Watch http://thisweekin.com/thisweekin-startups/ episode #161 at the very end, after an amazing chat about the block and tackle of startup success, both Jason Calcanis and Fred Wilson finish with the statement “it really is just about perseverance isn’t it.” Two of the biggest icons in the industry truly connect on the pain of their failures and the ability to overcome them that has produced their successes. Gary V and Kevin Rose hit it even harder, its sacrifice, ‘its always hard’, and ‘working your faceoff!’ here. What Gary V hits particularly well and consistently in most of is his content, is the raw straight at you position that building a business is going to absolutely everything you have; your success will be achieved by your passion, guts, and relentless hard work. This is beautifully simple truth. I want to outline a few ways that might help you activate, build and maintain those attributes of passion, guts, and hard work, because I know I struggle nearly every day to so.

I will start with some hard, non-emotional things that will help pave the rocky road out of or away from the hard times that will come in a startup.

  1. Save One Year’s worth of living expenses (at least six months) if you can. Money pressure is visceral and very hard to ignore; its hard to focus on building your business if you are not sure how you are going to pay the bills. Remember revenue and investment capital always take longer than planned and rarely happen in a startup in a sustainable way in year 1.

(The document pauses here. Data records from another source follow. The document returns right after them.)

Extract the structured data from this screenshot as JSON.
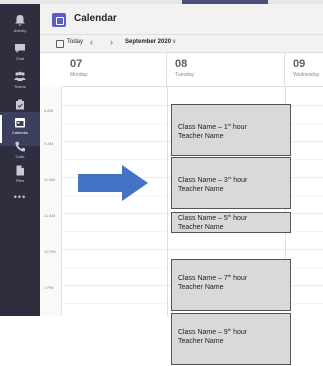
{
  "app": {
    "title": "Calendar"
  },
  "sidebar": {
    "items": [
      {
        "label": "Activity",
        "icon": "bell-icon"
      },
      {
        "label": "Chat",
        "icon": "chat-icon"
      },
      {
        "label": "Teams",
        "icon": "teams-icon"
      },
      {
        "label": "Assignments",
        "icon": "assignments-icon"
      },
      {
        "label": "Calendar",
        "icon": "calendar-icon",
        "active": true
      },
      {
        "label": "Calls",
        "icon": "phone-icon"
      },
      {
        "label": "Files",
        "icon": "file-icon"
      }
    ],
    "more": "•••"
  },
  "toolbar": {
    "today_label": "Today",
    "prev": "‹",
    "next": "›",
    "month_label": "September 2020",
    "month_chevron": "∨"
  },
  "days": [
    {
      "num": "07",
      "name": "Monday"
    },
    {
      "num": "08",
      "name": "Tuesday"
    },
    {
      "num": "09",
      "name": "Wednesday"
    }
  ],
  "times": [
    "8 AM",
    "9 AM",
    "10 AM",
    "11 AM",
    "12 PM",
    "1 PM"
  ],
  "events": [
    {
      "class_prefix": "Class Name – 1",
      "ordinal": "st",
      "class_suffix": " hour",
      "teacher": "Teacher  Name"
    },
    {
      "class_prefix": "Class Name – 3",
      "ordinal": "rd",
      "class_suffix": " hour",
      "teacher": "Teacher  Name"
    },
    {
      "class_prefix": "Class Name – 5",
      "ordinal": "th",
      "class_suffix": " hour",
      "teacher": "Teacher  Name"
    },
    {
      "class_prefix": "Class Name – 7",
      "ordinal": "th",
      "class_suffix": " hour",
      "teacher": "Teacher  Name"
    },
    {
      "class_prefix": "Class Name – 9",
      "ordinal": "th",
      "class_suffix": " hour",
      "teacher": "Teacher  Name"
    }
  ],
  "colors": {
    "sidebar": "#2e2e3f",
    "accent": "#5b5fc7",
    "arrow": "#4472c4",
    "event_fill": "#d9d9d9"
  }
}
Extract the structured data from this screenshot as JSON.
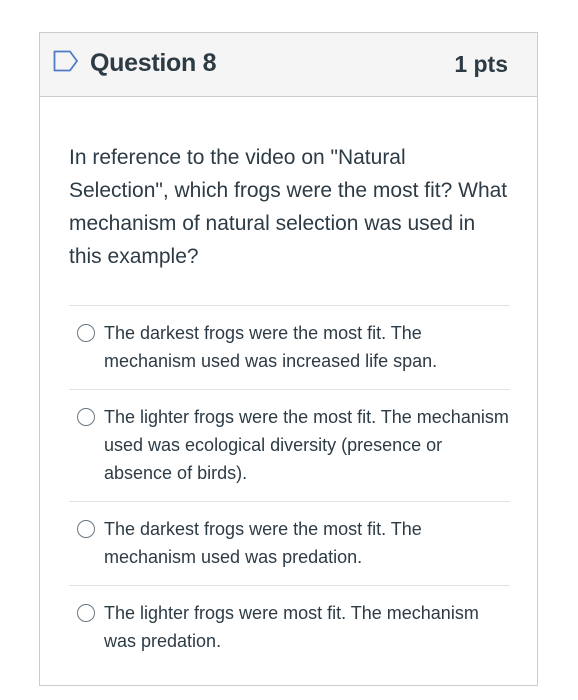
{
  "question": {
    "title": "Question 8",
    "points": "1 pts",
    "text": "In reference to the video on \"Natural Selection\", which frogs were the most fit? What mechanism of natural selection was used in this example?",
    "icon": "flag-outline-icon"
  },
  "answers": [
    {
      "label": "The darkest frogs were the most fit. The mechanism used was increased life span."
    },
    {
      "label": "The lighter frogs were the most fit. The mechanism used was ecological diversity (presence or absence of birds)."
    },
    {
      "label": "The darkest frogs were the most fit. The mechanism used was predation."
    },
    {
      "label": "The lighter frogs were most fit. The mechanism was predation."
    }
  ],
  "colors": {
    "header_bg": "#f5f5f5",
    "border": "#c7cdd1",
    "text": "#2d3b45",
    "flag_icon": "#4f7ac7"
  }
}
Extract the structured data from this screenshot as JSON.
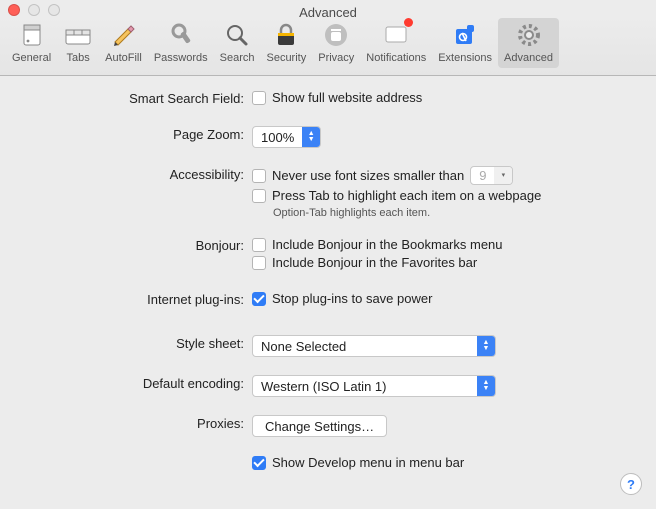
{
  "window": {
    "title": "Advanced"
  },
  "toolbar": {
    "items": [
      {
        "name": "general",
        "label": "General"
      },
      {
        "name": "tabs",
        "label": "Tabs"
      },
      {
        "name": "autofill",
        "label": "AutoFill"
      },
      {
        "name": "passwords",
        "label": "Passwords"
      },
      {
        "name": "search",
        "label": "Search"
      },
      {
        "name": "security",
        "label": "Security"
      },
      {
        "name": "privacy",
        "label": "Privacy"
      },
      {
        "name": "notifications",
        "label": "Notifications",
        "badge": true
      },
      {
        "name": "extensions",
        "label": "Extensions"
      },
      {
        "name": "advanced",
        "label": "Advanced"
      }
    ],
    "selected": "advanced"
  },
  "smart_search": {
    "label": "Smart Search Field:",
    "show_full_url": {
      "label": "Show full website address",
      "checked": false
    }
  },
  "page_zoom": {
    "label": "Page Zoom:",
    "value": "100%"
  },
  "accessibility": {
    "label": "Accessibility:",
    "font_size": {
      "label": "Never use font sizes smaller than",
      "checked": false,
      "value": "9"
    },
    "tab_highlight": {
      "label": "Press Tab to highlight each item on a webpage",
      "checked": false
    },
    "hint": "Option-Tab highlights each item."
  },
  "bonjour": {
    "label": "Bonjour:",
    "bookmarks": {
      "label": "Include Bonjour in the Bookmarks menu",
      "checked": false
    },
    "favorites": {
      "label": "Include Bonjour in the Favorites bar",
      "checked": false
    }
  },
  "plugins": {
    "label": "Internet plug-ins:",
    "stop": {
      "label": "Stop plug-ins to save power",
      "checked": true
    }
  },
  "stylesheet": {
    "label": "Style sheet:",
    "value": "None Selected"
  },
  "encoding": {
    "label": "Default encoding:",
    "value": "Western (ISO Latin 1)"
  },
  "proxies": {
    "label": "Proxies:",
    "button": "Change Settings…"
  },
  "develop": {
    "label": "Show Develop menu in menu bar",
    "checked": true
  },
  "help": "?"
}
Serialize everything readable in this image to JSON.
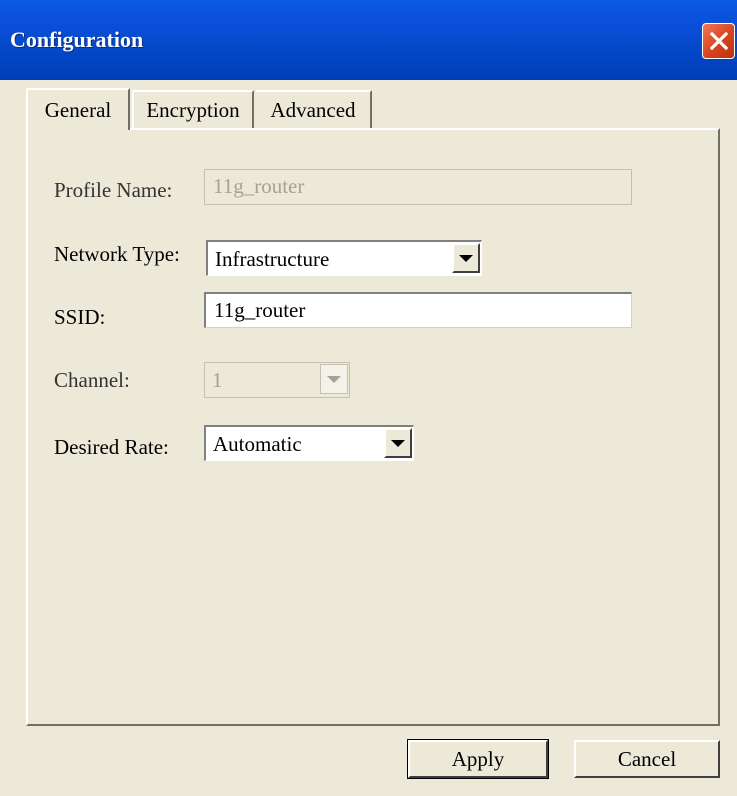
{
  "window": {
    "title": "Configuration",
    "accent": "#0a4fd8",
    "close_color": "#d8431f"
  },
  "tabs": [
    {
      "label": "General",
      "active": true
    },
    {
      "label": "Encryption",
      "active": false
    },
    {
      "label": "Advanced",
      "active": false
    }
  ],
  "form": {
    "profile_name": {
      "label": "Profile Name:",
      "value": "11g_router",
      "enabled": false
    },
    "network_type": {
      "label": "Network Type:",
      "value": "Infrastructure"
    },
    "ssid": {
      "label": "SSID:",
      "value": "11g_router"
    },
    "channel": {
      "label": "Channel:",
      "value": "1",
      "enabled": false
    },
    "desired_rate": {
      "label": "Desired Rate:",
      "value": "Automatic"
    }
  },
  "buttons": {
    "apply": "Apply",
    "cancel": "Cancel"
  },
  "icons": {
    "close": "close-icon",
    "dropdown": "chevron-down-icon"
  }
}
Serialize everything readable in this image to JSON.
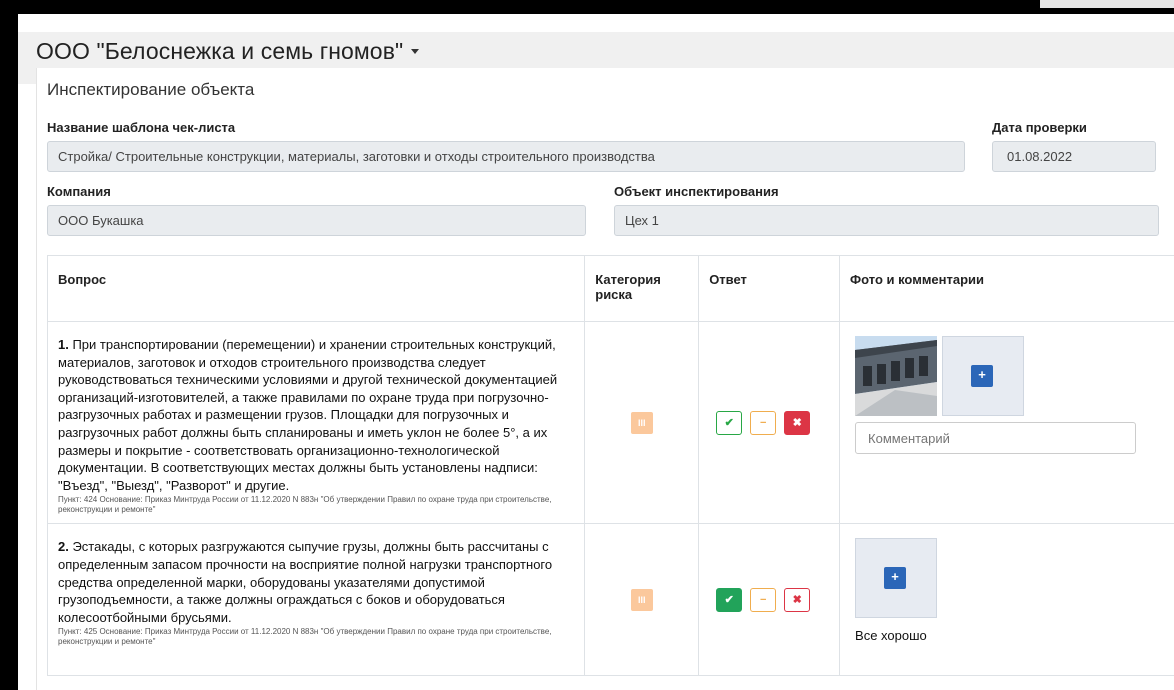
{
  "header": {
    "org_name": "ООО \"Белоснежка и семь гномов\""
  },
  "page": {
    "title": "Инспектирование объекта"
  },
  "form": {
    "template_label": "Название шаблона чек-листа",
    "template_value": "Стройка/ Строительные конструкции, материалы, заготовки и отходы строительного производства",
    "date_label": "Дата проверки",
    "date_value": "01.08.2022",
    "company_label": "Компания",
    "company_value": "ООО Букашка",
    "object_label": "Объект инспектирования",
    "object_value": "Цех 1"
  },
  "table": {
    "headers": {
      "question": "Вопрос",
      "risk_line1": "Категория",
      "risk_line2": "риска",
      "answer": "Ответ",
      "photos": "Фото и комментарии"
    },
    "rows": [
      {
        "num": "1.",
        "text": " При транспортировании (перемещении) и хранении строительных конструкций, материалов, заготовок и отходов строительного производства следует руководствоваться техническими условиями и другой технической документацией организаций-изготовителей, а также правилами по охране труда при погрузочно-разгрузочных работах и размещении грузов. Площадки для погрузочных и разгрузочных работ должны быть спланированы и иметь уклон не более 5°, а их размеры и покрытие - соответствовать организационно-технологической документации. В соответствующих местах должны быть установлены надписи: \"Въезд\", \"Выезд\", \"Разворот\" и другие.",
        "basis": "Пункт: 424 Основание: Приказ Минтруда России от 11.12.2020 N 883н \"Об утверждении Правил по охране труда при строительстве, реконструкции и ремонте\"",
        "risk": "III",
        "comment_placeholder": "Комментарий",
        "answer_selected": "no"
      },
      {
        "num": "2.",
        "text": " Эстакады, с которых разгружаются сыпучие грузы, должны быть рассчитаны с определенным запасом прочности на восприятие полной нагрузки транспортного средства определенной марки, оборудованы указателями допустимой грузоподъемности, а также должны ограждаться с боков и оборудоваться колесоотбойными брусьями.",
        "basis": "Пункт: 425 Основание: Приказ Минтруда России от 11.12.2020 N 883н \"Об утверждении Правил по охране труда при строительстве, реконструкции и ремонте\"",
        "risk": "III",
        "comment": "Все хорошо",
        "answer_selected": "ok"
      }
    ]
  },
  "icons": {
    "ok": "check-icon",
    "na": "minus-icon",
    "no": "cross-icon",
    "add": "plus-icon"
  },
  "glyphs": {
    "ok": "✔",
    "na": "−",
    "no": "✖",
    "add": "+"
  },
  "colors": {
    "ok": "#22a35a",
    "na": "#f0ad4e",
    "no": "#dc3545",
    "risk": "#fbc89c",
    "add": "#2b66b8"
  }
}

  2. Align those closest to you, specifically your life partner. No matter, how strong and positive your relationship, a startup is going to put it to the test. Never take your private relationship for granted, for good or ill it is going to impact your business life. Your partner is a part of your team, communicate your needs open and honestly and reciprocate. Two front wars are really hard to win, keep your war at work.
  3. You and your co-founder(s) are married, all the same rules apply. This is an unique business relationship, normal rules do not apply. You need to support each other emotionally not just professionally. Your co-founder’s issues at home are going to affect your business, they will resent not getting sympathy / support when the server crashes at 2am, losing a deal hurts bad talk about how it feels and wait to talk about why you lost. Your startup is your baby, you better have alignment on how you are going to parent it.

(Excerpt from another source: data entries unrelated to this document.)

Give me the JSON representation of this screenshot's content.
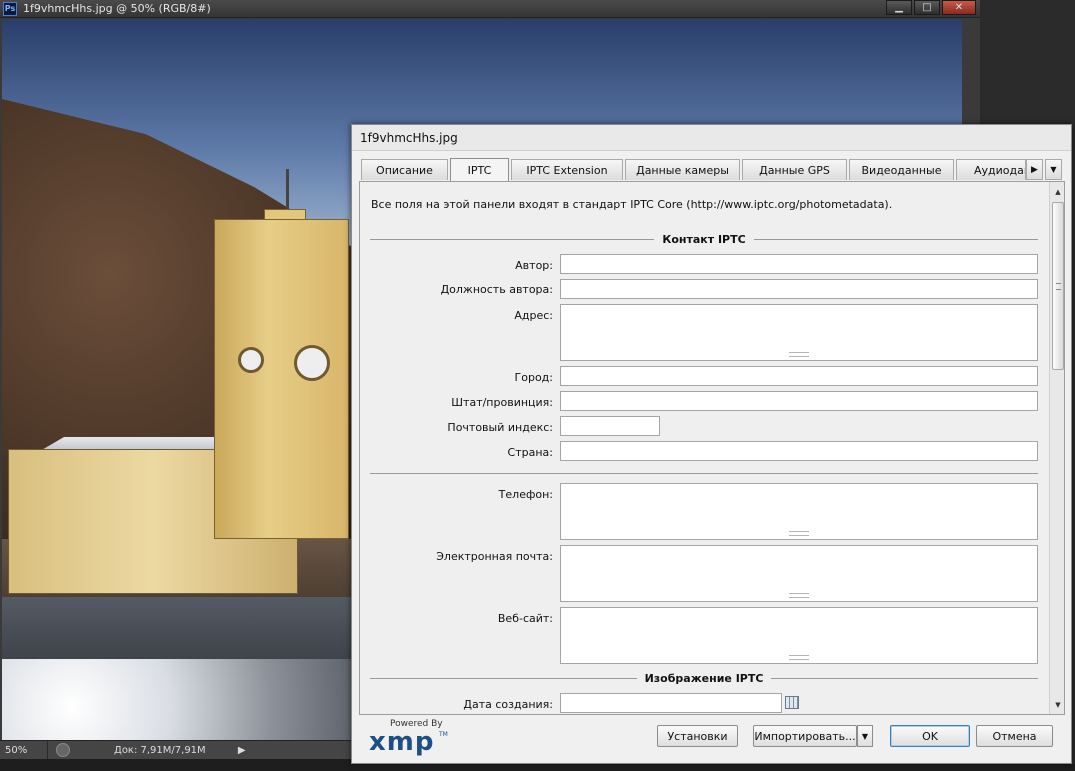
{
  "document": {
    "title": "1f9vhmcHhs.jpg @ 50% (RGB/8#)",
    "app_icon": "Ps",
    "window_controls": {
      "minimize": "▁",
      "maximize": "□",
      "close": "✕"
    },
    "status": {
      "zoom": "50%",
      "doc_info": "Док: 7,91M/7,91M",
      "arrow": "▶"
    }
  },
  "dialog": {
    "title": "1f9vhmcHhs.jpg",
    "tabs": [
      {
        "label": "Описание",
        "active": false
      },
      {
        "label": "IPTC",
        "active": true
      },
      {
        "label": "IPTC Extension",
        "active": false
      },
      {
        "label": "Данные камеры",
        "active": false
      },
      {
        "label": "Данные GPS",
        "active": false
      },
      {
        "label": "Видеоданные",
        "active": false
      },
      {
        "label": "Аудиодан",
        "active": false
      }
    ],
    "tab_scroll_right": "▶",
    "tab_menu": "▼",
    "intro": "Все поля на этой панели входят в стандарт IPTC Core (http://www.iptc.org/photometadata).",
    "sections": {
      "contact": "Контакт IPTC",
      "image": "Изображение IPTC"
    },
    "fields": {
      "author": {
        "label": "Автор:",
        "value": ""
      },
      "author_title": {
        "label": "Должность автора:",
        "value": ""
      },
      "address": {
        "label": "Адрес:",
        "value": ""
      },
      "city": {
        "label": "Город:",
        "value": ""
      },
      "state": {
        "label": "Штат/провинция:",
        "value": ""
      },
      "postal": {
        "label": "Почтовый индекс:",
        "value": ""
      },
      "country": {
        "label": "Страна:",
        "value": ""
      },
      "phone": {
        "label": "Телефон:",
        "value": ""
      },
      "email": {
        "label": "Электронная почта:",
        "value": ""
      },
      "website": {
        "label": "Веб-сайт:",
        "value": ""
      },
      "date_created": {
        "label": "Дата создания:",
        "value": ""
      }
    },
    "scroll": {
      "up": "▲",
      "down": "▼"
    },
    "logo": {
      "powered_by": "Powered By",
      "xmp": "xmp",
      "tm": "TM"
    },
    "buttons": {
      "settings": "Установки",
      "import": "Импортировать...",
      "import_arrow": "▼",
      "ok": "OK",
      "cancel": "Отмена"
    }
  }
}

In my experience and observation, the truly critical takeaway entrepreneurs have from their failures are the emotional scars. Failure tests your resolve, it trains your reaction to adversity, it exposes you character. Failure informs you mental and emotional models for the next startup. From them you learn how to position yourself, your venture, and your team for better outcomes. I have failed twice in companies that I have founded. Those lessons inform my entrepreneurship everyday, and I am much stronger, effective, and valuable for those failures.